At January’s Sundance Film Festival, many people went to see Fenton Bailey and Randy Barbato’s documentary “Mapplethorpe: Look at the Pictures” freighted with expectations. Now the well-reviewed portrait of the artist is finally airing on HBO, as several major exhibitions of his art are on view at the LA County and Getty museums as well as Norway and the U.K.
Several questions raised by the documentary—like, where was Patti Smith, who memorably wrote her memoir “Just Kids” for her first big love?— are answered below by New York producer and art expert Katharina Otto-Bernstein (“Absolute Wilson”), whose Film Manufacturers Inc. backs international narrative and documentaries.
Still in the works: Matt Smith of Doctor Who fame is set to play Mapplethorpe in Ondi Timoner’s feature starring Zosia Mamet (“Girls”) as Patti Smith.
WATCH: Exclusive Clip of HBO Mapplethorpe Documentary
Anne Thompson: The movie focuses mostly on Mapplethorpe the artist.
Katharina Otto-Bernstein: It’s also about him as a human being, even more than as an artist. The whole project came together after [HBO Doc czar] Sheila [Nevins] originated the idea. She came to me; we did “Absolute Wilson” together. And I met Mapplethorpe when he first came to New York.
How old was he?
Age 38 or so, I was 18 (laughs)! He’s really the first artist who used photography as a medium, because he never wanted to be a photographer, he wanted to be an artist, he painted with his camera. He was so influential for people like Cindy Sherman, Richard Prince, later on Stroud, Gursky, there’s a whole birth that came out of his daring to rule-break in photographs, not only for the gay community. Because in the 60s and 70s, it was very very taboo, he was out there. The pictures shock even now.
Mapplethorpe was brutally honest; he was more than an honest photographer, he was a documentarian. He documented his own lifestyle by putting it blatantly out there, which made it more comfortable for other people to embrace their lifestyles. There’s a socio-political angle to this.
He was a performance artist too.
Yes. Photography was a bastard of the arts. Steichen, for example, was a famous photographer, not a famous artist. With Mapplethorpe, people say he was a famous artist. I spoke to Jeff Koons. He said he always had two Mapplethorpes hanging in his bedroom when he first started out. He knew him, he enjoyed his art. The Tureen series was his heterosexual version of Mapplethorpe, who was very important for many artists.

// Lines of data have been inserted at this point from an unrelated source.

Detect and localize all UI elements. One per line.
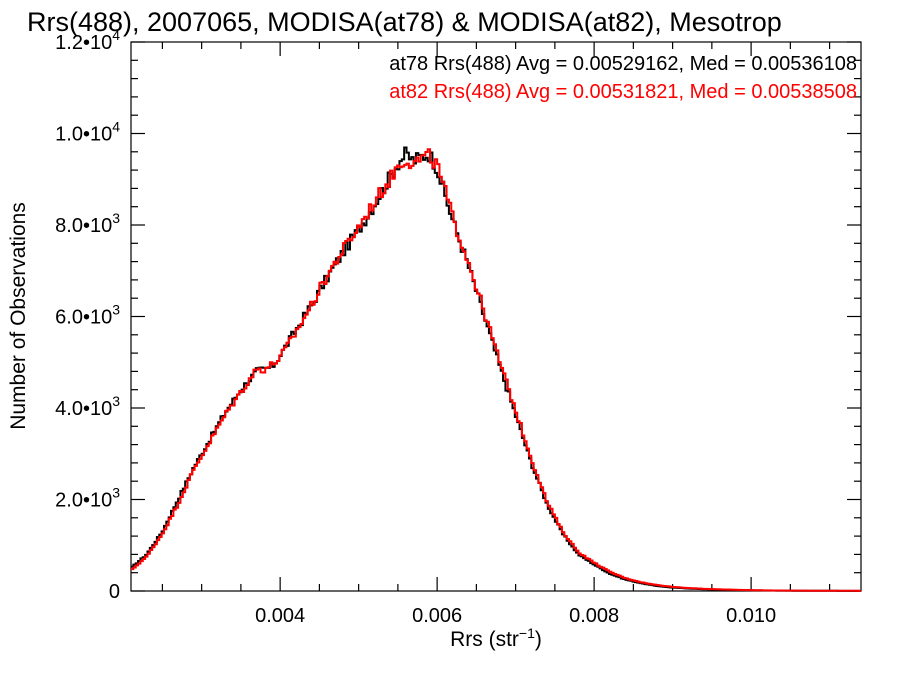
series-line-0 — [131, 146, 861, 592]
y-tick-label: 2.0•103 — [55, 485, 120, 512]
plot-frame — [130, 41, 862, 592]
y-tick-labels: 0 2.0•103 4.0•103 6.0•103 8.0•103 1.0•104 1.2•… — [55, 27, 120, 603]
annotation-at78: at78 Rrs(488) Avg = 0.00529162, Med = 0.… — [389, 53, 857, 75]
series-group — [131, 146, 861, 592]
y-tick-label: 6.0•103 — [55, 302, 120, 329]
axis-ticks — [131, 41, 861, 592]
x-tick-label: 0.004 — [255, 605, 305, 627]
y-tick-label: 4.0•103 — [55, 393, 120, 420]
x-axis-label: Rrs (str−1) — [450, 625, 542, 651]
x-tick-label: 0.008 — [569, 605, 619, 627]
y-tick-label: 8.0•103 — [55, 210, 120, 237]
x-tick-label: 0.006 — [412, 605, 462, 627]
y-tick-label: 0 — [109, 581, 120, 603]
chart-title: Rrs(488), 2007065, MODISA(at78) & MODISA… — [27, 7, 782, 37]
y-axis-label: Number of Observations — [7, 202, 30, 430]
y-tick-label: 1.2•104 — [55, 27, 120, 54]
x-tick-labels: 0.004 0.006 0.008 0.010 — [255, 605, 776, 627]
annotation-at82: at82 Rrs(488) Avg = 0.00531821, Med = 0.… — [389, 81, 857, 103]
x-tick-label: 0.010 — [726, 605, 776, 627]
y-tick-label: 1.0•104 — [55, 119, 120, 146]
series-line-1 — [131, 148, 861, 592]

Why isn’t Patti Smith in the film?
We would have loved to have her in the film. She didn’t make that possible. It was a good thing because it made us dig deeper. The conclusion was: his life has been told through the eyes of Patti Smith and Sam Wagstaff, and not everyone else’s. We uncovered all his tape material, an audio diary. He narrates the film; he tells you who the important people in his life were. He’s brutally honest about why he was with certain people. It’s clear they all represented so many more relationships in this film, other than those two, they all represented a part of his life. His last boyfriend, who lived with him in the 80s, was with him much longer. Everybody was an inspiration and a muse, everyone brought him to something very different.
With Patti Smith he was doing collage and Polaroids like Rauschenberg and Warhol, respectively; they couldn’t stand each other then. That changed when he met Wagstaff, suddenly he and Warhol photographed each other! With Wagstaff he really discovered photography. Wagstaff was a cutting edge curator who later became much more classical. Mapplethorpe helped him to really come out, and Wagstaff helped him by buying him a Hasselblad and pushing him into the limelight and introducing him to the right people.
After the Egg series, when Mapplethorpe’s work turned to the black nudes he was so famous for, he only had black lovers. He dove into a completely different world. Patti didn’t live in New York. They had separate lives and he went onto something completely different. Most biographies either deal with Patti or Sam, this only deals with him.